Concern That Dancers Could Be Coerced Into Prostitution
The rules about how intimate the contact can be between dancer and customer can change from state to state and city to city. At the Sapphire Club, some touching is allowed. Clients can touch the dancers' arms and legs, Butterfly said, "and our belly if they're careful. If they start moving up, we absolutely have to have to move their hands away," she said. And that apparently happens frequently. Butterfly said she had ended dances because a client wouldn't follow house rules. And a new trend, started in San Francisco, could be making it more difficult for dancers to keep clients' hands at bay. Increasingly, clubs across the country are building private booths where the dancer and customer are alone. These booths are where dancers make the most money, but in San Francisco, the district attorney says it is also where dancers are potentially the most vulnerable. "They're working in a booth and then the customer wants one thing or another and they feel forced to comply," Harris said. Langin acknowledges that sex can occur in clubs, but says the clubs try to prevent it with surveillance systems. If a client is having sex with a dancer, Langin said, "They're going to have to do it really fast.
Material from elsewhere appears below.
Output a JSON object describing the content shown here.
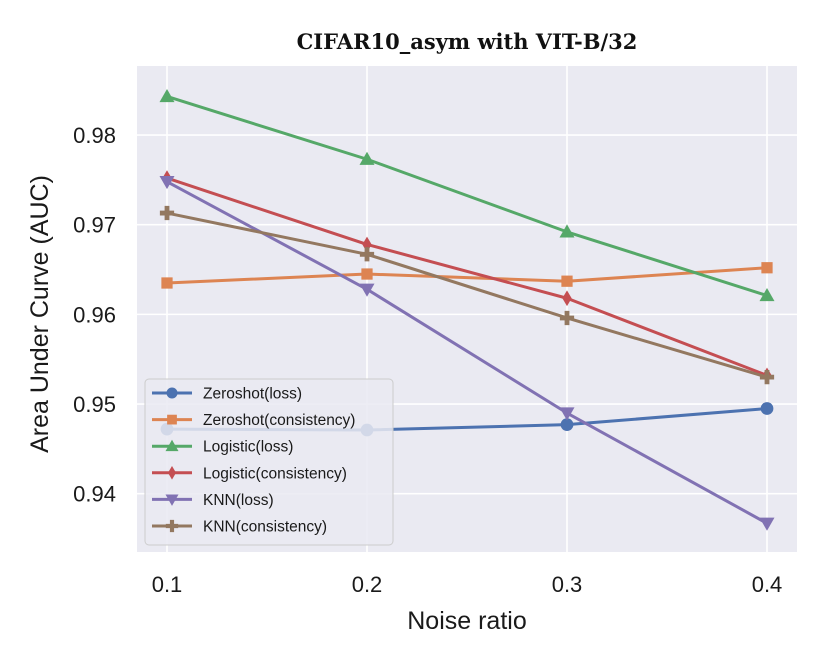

Because there's going to be somebody coming around checking on that room. And if they get interrupted they're going to be thrown out." Like many working women, the dancers who spoke with "20/20" will tell you any kind of respect would be appreciated. They work in a world full of scorn and moral condemnation. They have each made a choice about what is best for themselves and their families. They show up each night because it's their job.
This story originally aired on "20/20" April 15, 2005.